Lots of different reasons.

I take stimulants to combat fatigue/depression and get motivated to work and do chores, which otherwise tires me out.

I take opiates to ease social anxiety, improve my mood and unwind after a long day. They're my reward in this life and help with creativity and general well-being.

I take hallucinogens to think outside the box, expand my mind and activate unused parts of my brain.

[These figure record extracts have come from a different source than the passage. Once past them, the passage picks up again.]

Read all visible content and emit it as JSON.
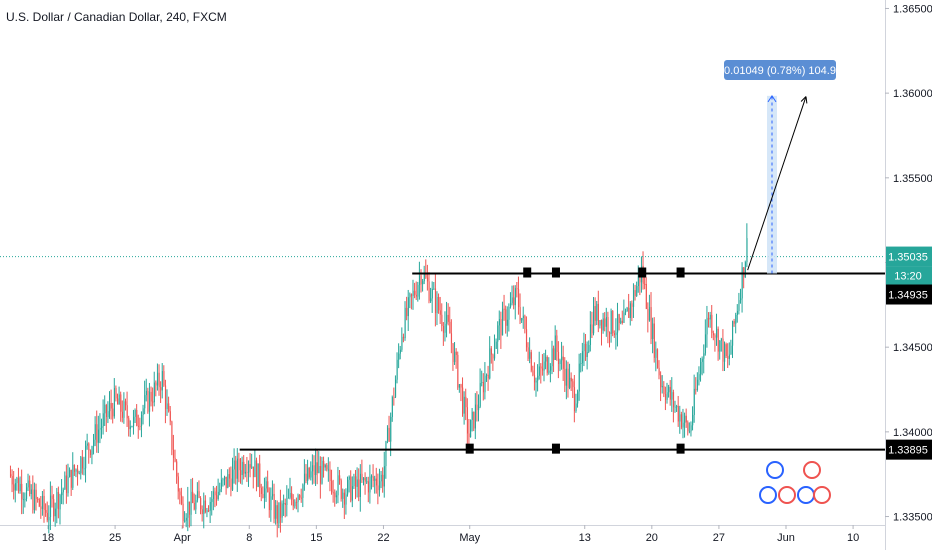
{
  "header": {
    "title": "U.S. Dollar / Canadian Dollar, 240, FXCM"
  },
  "colors": {
    "up": "#26a69a",
    "down": "#ef5350",
    "level_line": "#000000",
    "price_line": "#26a69a",
    "measure_fill": "#cfe3f7",
    "measure_label_bg": "#5b8ed4",
    "axis_text": "#131722",
    "grid": "#f0f3fa"
  },
  "chart_data": {
    "type": "candlestick",
    "x_ticks": [
      "18",
      "25",
      "Apr",
      "8",
      "15",
      "22",
      "May",
      "13",
      "20",
      "27",
      "Jun",
      "10"
    ],
    "y_ticks": [
      "1.36500",
      "1.36000",
      "1.35500",
      "1.35000",
      "1.34500",
      "1.34000",
      "1.33500"
    ],
    "ylim": [
      1.3345,
      1.3655
    ],
    "grid": false,
    "levels": [
      {
        "price": 1.34935,
        "label": "1.34935"
      },
      {
        "price": 1.33895,
        "label": "1.33895"
      }
    ],
    "current_price": {
      "price": 1.35035,
      "label": "1.35035",
      "countdown": "13:20"
    },
    "measure": {
      "label": "0.01049 (0.78%) 104.9",
      "from": 1.34935,
      "to": 1.35984
    },
    "projection": {
      "from_date": "May 30",
      "from_price": 1.34955,
      "to_date": "Jun 3",
      "to_price": 1.3598
    },
    "touch_markers": [
      {
        "date": "May 1",
        "price": 1.33895
      },
      {
        "date": "May 7",
        "price": 1.34935
      },
      {
        "date": "May 10",
        "price": 1.34935
      },
      {
        "date": "May 10",
        "price": 1.33895
      },
      {
        "date": "May 19",
        "price": 1.34935
      },
      {
        "date": "May 23",
        "price": 1.33895
      },
      {
        "date": "May 23",
        "price": 1.34935
      }
    ],
    "ohlc_key": [
      {
        "date": "Mar 14",
        "price": 1.3375
      },
      {
        "date": "Mar 18",
        "price": 1.3352
      },
      {
        "date": "Mar 21",
        "price": 1.3378
      },
      {
        "date": "Mar 25",
        "price": 1.3418
      },
      {
        "date": "Mar 27",
        "price": 1.3405
      },
      {
        "date": "Mar 30",
        "price": 1.3432
      },
      {
        "date": "Apr 1",
        "price": 1.3355
      },
      {
        "date": "Apr 4",
        "price": 1.336
      },
      {
        "date": "Apr 8",
        "price": 1.3385
      },
      {
        "date": "Apr 11",
        "price": 1.335
      },
      {
        "date": "Apr 15",
        "price": 1.3378
      },
      {
        "date": "Apr 18",
        "price": 1.3365
      },
      {
        "date": "Apr 22",
        "price": 1.3373
      },
      {
        "date": "Apr 24",
        "price": 1.346
      },
      {
        "date": "Apr 26",
        "price": 1.3495
      },
      {
        "date": "Apr 29",
        "price": 1.3458
      },
      {
        "date": "May 1",
        "price": 1.3398
      },
      {
        "date": "May 4",
        "price": 1.346
      },
      {
        "date": "May 6",
        "price": 1.348
      },
      {
        "date": "May 8",
        "price": 1.343
      },
      {
        "date": "May 10",
        "price": 1.345
      },
      {
        "date": "May 12",
        "price": 1.342
      },
      {
        "date": "May 14",
        "price": 1.347
      },
      {
        "date": "May 17",
        "price": 1.346
      },
      {
        "date": "May 19",
        "price": 1.3495
      },
      {
        "date": "May 21",
        "price": 1.343
      },
      {
        "date": "May 24",
        "price": 1.34
      },
      {
        "date": "May 26",
        "price": 1.347
      },
      {
        "date": "May 28",
        "price": 1.344
      },
      {
        "date": "May 30",
        "price": 1.351
      }
    ]
  }
}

I guess you could call me a chronic self-medicator :)
 
i used to do party drugs to have fun with friends shrooms, acid, a little coke here and there, ecstasy. now i use opiates, muscle relaxers, benzos and sedatives cuz im recovering from my 2nd back surgery this year while at the same time preparing for a knee surgery and a surgery on some bones on the right side of my face. now i need the opiates so that i can even get out of bed and function throughout the day and since the first surgery ive had horrible anxiety to the point where i get debilitating panic attacks so i need the benzos to function now too and without the sedatives at i cant sleep the bones on the right side of my face are so messed up that if im not heavily medicated on opiates and sedatives at night if i roll over on the right side of my face i wake up in tears or if i turn my back wrong in my sleep i wake up in tears. so now untill i finish letting the surgeons fix my problems i need these meds to function and the surgeries are now guarantee but i have to try something to relieve some of the pain. i know ill have to deal with pain forever to some extent as i have osteo arthritus and fibromyalga but there has to be some way to at least get me to the point that im not on more meds than i have fingers.
 
I've never really had a reason to get high. To me, reasons lead to dependence. And i try not to think like that. In my experience, I let the drugs revolve around my life, and everythings just fine. As opposed to letting your life revolve around drugs. to quote andre nickatina, "i dont know why i get high.. I'm so in love with money i keep spendin til it runs dry!"